Tense ties with Dhaka

Published December 16, 2015
.—Illustration by Tahir Mehdi
.—Illustration by Tahir Mehdi

IT is certainly a complicated date in the history of the subcontinent. Pakistan and Bangladesh, having achieved independence as a single entity, were broken apart on Dec 16, 1971. Known in present-day Pakistan as the Fall of Dhaka, it is celebrated in Bangladesh as the culmination of the War of Liberation.

Pakistan and Bangladesh need never have been torn apart, but historic, undeniable mistakes by West Pakistani leaders, the eagerness of India to help dismantle the Pakistani project, and — it must not be denied — the struggle of East Pakistan’s leaders contributed to the creation of a new nation-state.

More than four decades on, the wounds caused by those wrenching events ought to have healed, but they are in fact being reopened by the Bangladeshi government.

Bangladesh Prime Minister Sheikh Hasina Wajed, daughter of Mujibur Rehman and leader of the Awami League, appears to have decided that her domestic battles with the Bangladesh National Party and sundry Islamist opposition parties, headlined by the Jamaat-i-Islami, is best fought by dragging Pakistan into the controversy.

Vilifying Pakistan, forcing through dubious trials in the International Crimes Tribunal — a national court, executing Bangladeshi political leaders who supported unity in 1971, and creating new and wholly unnecessary hurdles in the issuance of visas for Pakistanis, Ms Wajed and her supporters have run the gamut from dangerous cynicism to state-sanctioned violence.

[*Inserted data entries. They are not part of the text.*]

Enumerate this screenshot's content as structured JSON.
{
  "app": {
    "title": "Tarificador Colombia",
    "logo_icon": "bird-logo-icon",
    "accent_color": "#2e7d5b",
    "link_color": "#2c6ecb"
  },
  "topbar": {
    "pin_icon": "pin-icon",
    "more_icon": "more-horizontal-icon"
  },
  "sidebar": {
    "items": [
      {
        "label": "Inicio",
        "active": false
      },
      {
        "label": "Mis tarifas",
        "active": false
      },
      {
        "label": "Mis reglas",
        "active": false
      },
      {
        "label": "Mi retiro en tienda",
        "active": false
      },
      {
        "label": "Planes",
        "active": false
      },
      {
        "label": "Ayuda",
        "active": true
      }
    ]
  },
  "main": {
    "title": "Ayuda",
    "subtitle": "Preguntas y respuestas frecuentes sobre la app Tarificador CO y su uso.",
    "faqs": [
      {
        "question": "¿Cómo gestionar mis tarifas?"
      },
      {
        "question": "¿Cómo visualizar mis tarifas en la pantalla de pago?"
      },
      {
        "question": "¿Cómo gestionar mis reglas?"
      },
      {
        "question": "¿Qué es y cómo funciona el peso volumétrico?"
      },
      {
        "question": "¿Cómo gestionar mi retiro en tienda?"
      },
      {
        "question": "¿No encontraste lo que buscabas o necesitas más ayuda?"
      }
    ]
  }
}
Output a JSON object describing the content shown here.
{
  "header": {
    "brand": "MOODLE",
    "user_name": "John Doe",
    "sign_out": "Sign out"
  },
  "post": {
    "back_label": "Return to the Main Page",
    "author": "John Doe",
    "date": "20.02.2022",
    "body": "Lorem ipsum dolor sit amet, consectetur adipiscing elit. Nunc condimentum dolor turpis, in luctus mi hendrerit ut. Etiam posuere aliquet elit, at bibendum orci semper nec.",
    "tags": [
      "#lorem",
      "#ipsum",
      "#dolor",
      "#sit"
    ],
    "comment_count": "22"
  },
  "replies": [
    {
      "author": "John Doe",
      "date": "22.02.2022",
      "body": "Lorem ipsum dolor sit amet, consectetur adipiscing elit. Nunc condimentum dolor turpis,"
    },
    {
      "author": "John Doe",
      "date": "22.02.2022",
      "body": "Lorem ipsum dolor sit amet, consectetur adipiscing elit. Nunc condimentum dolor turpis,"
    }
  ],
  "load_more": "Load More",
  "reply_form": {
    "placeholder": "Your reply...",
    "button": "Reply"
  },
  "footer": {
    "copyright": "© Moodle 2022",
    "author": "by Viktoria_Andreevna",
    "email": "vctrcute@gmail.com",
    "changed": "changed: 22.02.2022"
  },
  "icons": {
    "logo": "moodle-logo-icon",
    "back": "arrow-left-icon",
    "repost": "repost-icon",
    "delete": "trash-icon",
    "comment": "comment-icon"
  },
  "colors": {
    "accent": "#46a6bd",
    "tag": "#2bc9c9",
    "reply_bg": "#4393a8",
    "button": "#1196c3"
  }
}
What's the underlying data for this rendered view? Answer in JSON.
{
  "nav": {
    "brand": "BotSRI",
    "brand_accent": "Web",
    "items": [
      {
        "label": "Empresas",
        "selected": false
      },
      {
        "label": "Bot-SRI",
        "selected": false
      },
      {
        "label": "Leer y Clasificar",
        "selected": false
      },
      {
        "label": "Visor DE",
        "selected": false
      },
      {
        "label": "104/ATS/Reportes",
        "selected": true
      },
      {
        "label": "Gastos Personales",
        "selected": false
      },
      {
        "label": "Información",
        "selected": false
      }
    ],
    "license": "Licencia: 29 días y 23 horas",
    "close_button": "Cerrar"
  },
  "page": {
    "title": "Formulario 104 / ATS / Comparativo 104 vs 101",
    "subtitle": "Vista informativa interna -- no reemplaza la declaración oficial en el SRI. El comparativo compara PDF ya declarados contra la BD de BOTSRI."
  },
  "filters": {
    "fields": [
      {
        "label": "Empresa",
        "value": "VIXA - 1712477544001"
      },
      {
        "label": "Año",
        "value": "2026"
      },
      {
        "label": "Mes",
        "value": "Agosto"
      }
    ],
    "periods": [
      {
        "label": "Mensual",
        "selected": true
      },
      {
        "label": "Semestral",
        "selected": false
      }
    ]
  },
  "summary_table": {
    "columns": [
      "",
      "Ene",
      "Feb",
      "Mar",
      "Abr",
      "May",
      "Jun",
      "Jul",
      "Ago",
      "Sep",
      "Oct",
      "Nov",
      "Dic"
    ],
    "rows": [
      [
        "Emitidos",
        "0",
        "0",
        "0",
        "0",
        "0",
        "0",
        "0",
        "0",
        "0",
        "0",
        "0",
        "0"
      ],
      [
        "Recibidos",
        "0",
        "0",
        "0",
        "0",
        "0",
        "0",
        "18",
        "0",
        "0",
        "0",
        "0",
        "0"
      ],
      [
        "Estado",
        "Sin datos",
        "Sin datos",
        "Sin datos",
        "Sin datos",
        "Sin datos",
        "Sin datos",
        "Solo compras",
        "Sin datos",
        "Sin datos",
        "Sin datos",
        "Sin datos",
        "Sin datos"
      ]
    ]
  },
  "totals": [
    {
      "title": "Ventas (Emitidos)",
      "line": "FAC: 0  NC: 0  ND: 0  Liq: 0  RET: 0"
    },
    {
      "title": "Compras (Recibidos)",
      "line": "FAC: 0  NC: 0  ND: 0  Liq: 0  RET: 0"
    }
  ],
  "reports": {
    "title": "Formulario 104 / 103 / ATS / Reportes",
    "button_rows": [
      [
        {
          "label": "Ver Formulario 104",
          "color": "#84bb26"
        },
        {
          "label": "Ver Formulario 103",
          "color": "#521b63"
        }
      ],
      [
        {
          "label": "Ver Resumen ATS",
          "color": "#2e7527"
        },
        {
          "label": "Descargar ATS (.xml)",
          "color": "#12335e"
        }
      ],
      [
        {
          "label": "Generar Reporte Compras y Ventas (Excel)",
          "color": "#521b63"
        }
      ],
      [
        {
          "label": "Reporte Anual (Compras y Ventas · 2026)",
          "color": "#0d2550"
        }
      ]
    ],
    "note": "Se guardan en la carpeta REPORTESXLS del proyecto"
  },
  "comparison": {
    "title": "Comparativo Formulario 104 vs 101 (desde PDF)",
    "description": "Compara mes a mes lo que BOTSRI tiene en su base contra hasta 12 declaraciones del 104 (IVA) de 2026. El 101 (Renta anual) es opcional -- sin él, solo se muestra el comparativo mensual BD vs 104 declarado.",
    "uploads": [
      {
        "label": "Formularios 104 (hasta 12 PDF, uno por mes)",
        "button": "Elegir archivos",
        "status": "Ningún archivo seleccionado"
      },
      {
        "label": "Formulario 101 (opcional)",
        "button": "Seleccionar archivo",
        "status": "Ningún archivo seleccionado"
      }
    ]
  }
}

This needs to stop. Pakistan, for all the mistakes its leaders made between 1947 and 1971, is supportive of Bangladesh, respectful of its independence and seeks closer, mutually beneficial ties. But the Bangladeshi government only appears willing to see Pakistan through the prism of domestic politics.

With the Khaleda Zia-led BNP and its Islamist allies implacably opposed to an AL government, Ms Wajed and her government have opted to retaliate rather than seek reconciliation.

That, in the AL’s reckoning, involves reiterating the party’s liberation credentials — which in turn means escalating Pakistan-bashing. It is dangerous stuff. Unhappily, the response by Pakistan has been less than edifying.

Be it elements within the political government or the Islamist parties or sections of the military establishment, the reaction to Bangladeshi provocations has been to launch into incendiary rhetoric here. That is, to put it mildly, historically incongruous.

For a country that, among other shameful measures, long suppressed the only official report on the events leading up to December 1971, it is perhaps best to always keep a hand outstretched to Bangladesh — no matter the immediate response from the other side.